As the rain teemed down inside the Luznhiki stadium in Moscow, Croatian spirits were as damp as their iconic red and white checked shirts.
World Cup Golden Ball winner, Luka Modric, was a ghastly figure as he made his way past the respective officials and world leaders.
Each official offered their condolences before the Croatian President, Kolinda Grabar-Kitarović, opened her arms and cradled Modric as she wept.
In the midst of all the glitz and glamour, it was a scene of true emotion. As it did twenty years ago, a loss to France unified the Balkan nation and erased the troubles of the world – if only for a month.
While Croatia’s success should serve as an inspiring tale, it should not be regarded as a blueprint for ‘smaller’ nations.
After all, this was a country devoid of a plan entering the tournament, and when the dust settles and the pyro smoke clears, the lack of structure off the pitch will remain the same.
Prior to kick off against Nigeria, all those moons ago, pundits questioned the togetherness of the Croatian locker room.
When the supporters are vehemently calling for the head – metaphorically, of course – of your star player before a ball is touched, then you know you have got problems.
It was expected that the voice of the relatively inexperienced coach, Zlatko Dalić, would be drowned out by white noise.
And with that, they began to gather momentum – Nigeria, Iceland, Argentina, Denmark, Russia, England. With each win, the worries of the Croatian public drifted away into the summer night. The once doubted and vilified, now heroes amongst men in their homeland.
However, the wounds that were opened pre-tournament, will begin to fester as time goes on. The embrace between Modric and President Grabar-Kitarović seemed an unlikely scenario some months ago as the midfielder faces charges of perjury in relation to the Zdravko Mamic trial.
The aforementioned Mamic, is the former head of Dinamo Zagreb – the club in which Modric established himself at an early age.
It was while in charge of country’s most successful club, that Mamic and his sibling, Zoran, appropriated funds from the sale of players.
Modric is accused of lying to the court in relation to details within his contract when transferred from Dinamo to Tottenham in 2008. It’s within that testimony that the captain lost the support of the people.
In many ways, the chaos and corruption of this case, symbolises Croatian football over the past twenty years. Yet, in that time they have received both bronze and silver World Cup medals respectively.
In 1998, Croatia’s ‘golden generation’ appeared to be a collective of players in the right place at the right time, many of whom still plied their trade in the country that just exited a heinous war which took the lives of thousands and displaced a plethora of families.
While the war opened the wounds of Baltic society, the heroes of ’98 done their part in soothing the pain.
Fast forward twenty years and the names of Boban, Bilic and Sukur have been replaced with Modric, Rakitic and Perisic. The second coming of the ‘golden generation’.

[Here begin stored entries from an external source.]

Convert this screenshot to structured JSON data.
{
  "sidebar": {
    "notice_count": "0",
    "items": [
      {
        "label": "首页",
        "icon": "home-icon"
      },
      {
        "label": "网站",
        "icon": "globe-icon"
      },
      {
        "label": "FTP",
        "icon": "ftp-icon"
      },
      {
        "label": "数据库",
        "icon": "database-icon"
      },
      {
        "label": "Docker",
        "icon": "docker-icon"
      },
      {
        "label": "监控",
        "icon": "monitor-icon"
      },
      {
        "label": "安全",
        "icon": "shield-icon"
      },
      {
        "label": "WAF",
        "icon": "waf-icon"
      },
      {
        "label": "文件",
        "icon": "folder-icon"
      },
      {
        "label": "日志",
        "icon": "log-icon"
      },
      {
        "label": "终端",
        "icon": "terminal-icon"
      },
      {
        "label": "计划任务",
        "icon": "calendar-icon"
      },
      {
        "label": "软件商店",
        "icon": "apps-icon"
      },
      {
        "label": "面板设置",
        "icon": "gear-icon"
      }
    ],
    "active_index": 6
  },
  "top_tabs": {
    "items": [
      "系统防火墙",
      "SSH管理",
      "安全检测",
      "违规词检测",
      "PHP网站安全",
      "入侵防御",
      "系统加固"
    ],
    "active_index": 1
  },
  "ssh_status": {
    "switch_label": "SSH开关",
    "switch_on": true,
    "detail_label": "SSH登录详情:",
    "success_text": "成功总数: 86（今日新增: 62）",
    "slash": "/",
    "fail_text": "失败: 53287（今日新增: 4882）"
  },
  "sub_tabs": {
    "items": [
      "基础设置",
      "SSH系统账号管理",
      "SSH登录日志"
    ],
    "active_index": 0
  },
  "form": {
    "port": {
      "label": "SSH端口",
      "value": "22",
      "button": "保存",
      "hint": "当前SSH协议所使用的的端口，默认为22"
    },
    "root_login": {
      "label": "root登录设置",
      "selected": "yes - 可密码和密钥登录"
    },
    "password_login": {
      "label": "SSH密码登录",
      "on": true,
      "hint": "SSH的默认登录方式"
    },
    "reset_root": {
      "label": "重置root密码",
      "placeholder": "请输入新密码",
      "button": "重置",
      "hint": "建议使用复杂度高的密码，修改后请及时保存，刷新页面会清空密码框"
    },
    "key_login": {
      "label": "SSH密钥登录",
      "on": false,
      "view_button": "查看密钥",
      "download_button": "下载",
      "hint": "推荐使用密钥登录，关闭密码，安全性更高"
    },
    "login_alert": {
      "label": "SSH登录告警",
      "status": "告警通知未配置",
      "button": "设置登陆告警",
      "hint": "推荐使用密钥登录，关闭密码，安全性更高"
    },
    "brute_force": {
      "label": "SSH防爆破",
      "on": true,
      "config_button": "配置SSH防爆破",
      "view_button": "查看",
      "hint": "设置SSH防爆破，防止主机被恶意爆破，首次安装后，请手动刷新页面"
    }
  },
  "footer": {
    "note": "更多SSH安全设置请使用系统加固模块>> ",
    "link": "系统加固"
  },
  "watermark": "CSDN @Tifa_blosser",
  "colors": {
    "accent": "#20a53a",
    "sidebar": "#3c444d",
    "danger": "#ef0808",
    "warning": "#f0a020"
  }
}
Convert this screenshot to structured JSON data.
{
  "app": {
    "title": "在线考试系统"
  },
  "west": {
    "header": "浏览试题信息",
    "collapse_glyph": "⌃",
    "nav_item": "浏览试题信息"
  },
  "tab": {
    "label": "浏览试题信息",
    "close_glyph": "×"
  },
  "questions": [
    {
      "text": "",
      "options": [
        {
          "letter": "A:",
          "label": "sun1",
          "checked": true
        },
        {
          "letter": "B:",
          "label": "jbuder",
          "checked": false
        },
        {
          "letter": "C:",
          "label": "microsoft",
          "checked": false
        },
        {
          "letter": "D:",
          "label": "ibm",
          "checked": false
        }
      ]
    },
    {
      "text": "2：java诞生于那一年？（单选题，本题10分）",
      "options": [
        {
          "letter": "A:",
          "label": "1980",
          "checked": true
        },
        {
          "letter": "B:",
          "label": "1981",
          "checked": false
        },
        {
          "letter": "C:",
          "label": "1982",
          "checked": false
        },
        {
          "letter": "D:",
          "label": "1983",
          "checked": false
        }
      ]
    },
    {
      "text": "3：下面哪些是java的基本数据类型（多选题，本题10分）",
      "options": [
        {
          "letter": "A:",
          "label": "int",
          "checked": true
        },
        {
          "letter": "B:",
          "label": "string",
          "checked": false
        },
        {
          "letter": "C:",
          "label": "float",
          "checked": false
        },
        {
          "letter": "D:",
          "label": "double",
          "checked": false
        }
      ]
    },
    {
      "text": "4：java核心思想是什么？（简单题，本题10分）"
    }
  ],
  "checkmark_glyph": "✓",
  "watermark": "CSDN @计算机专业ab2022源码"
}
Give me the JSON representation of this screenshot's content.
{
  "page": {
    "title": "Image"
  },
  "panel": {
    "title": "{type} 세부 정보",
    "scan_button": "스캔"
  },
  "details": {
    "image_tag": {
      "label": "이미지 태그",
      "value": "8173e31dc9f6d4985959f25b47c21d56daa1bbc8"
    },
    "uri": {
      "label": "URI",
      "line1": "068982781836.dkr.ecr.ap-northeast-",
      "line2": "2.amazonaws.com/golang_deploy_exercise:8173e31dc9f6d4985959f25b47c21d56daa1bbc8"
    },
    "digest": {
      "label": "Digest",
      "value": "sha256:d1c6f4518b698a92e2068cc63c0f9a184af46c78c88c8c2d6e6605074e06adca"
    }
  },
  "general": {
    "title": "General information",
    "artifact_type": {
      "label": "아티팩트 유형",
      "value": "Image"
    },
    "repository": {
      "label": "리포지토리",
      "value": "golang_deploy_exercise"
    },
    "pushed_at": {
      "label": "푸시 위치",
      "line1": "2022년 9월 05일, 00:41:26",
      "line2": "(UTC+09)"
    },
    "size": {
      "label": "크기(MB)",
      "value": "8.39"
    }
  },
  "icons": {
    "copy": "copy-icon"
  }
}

While the veil once cast over the country has now been lifted to reveal its true beauty, problems remain.
The Croatian football federation done little to build upon the success of France ’98 with few academies being able to boast about their facilities – bar Dinamo Zagreb, who are light-years ahead of any other club in the region.
In fact, Luka Modric, Dejan Lovren, Sime Vrsaljko, Mario Mandzukic and Mateo Kovacic all proceeded through the ranks of the capital’s major club.
But, as mentioned, the dealings in producing and transferring the aforementioned players has been called into question.
With that prestigious academy aside, the country lacks in anything else of note. While the Croatian FA are determined for clubs to share a common ideology and strategy moving forward, it has been absent thus far.
With an average of little under 3000 spectators per game at a Croatian Premier League game, it proves rather difficult for clubs to create the revenue to either produce players, let alone nurture them.
Such is the current climate, that when talented prospects emerge, it’s not long before scouts from Europe’s major leagues come snooping around.
While this may prove to be detrimental to other nations, Croatia have benefitted from modern football in certain ways as players receive coaching and practice in facilities they wouldn’t otherwise at home.
In many aspects, Croatian football appears to follow the mantra of their native proverb:
It’s better to be a bull for a year, than a cow for 100 years.
Those in charge know the current method isn’t sustainable and a drought of talent may be imminent but regardless of such, the tiny Balkan state have remarkably left their mark on the world stage over the past two decades.
And as tempting as it is for fans of other ‘smaller’ nations to feel inspired by such heroics, Croatia have unfortunately failed to reveal little about their secrets for success.
But for now, the Croatian team will rightfully return to a heroes’ welcome as children from Zagreb to Zadar dream of becoming the next wave of talent to emerge.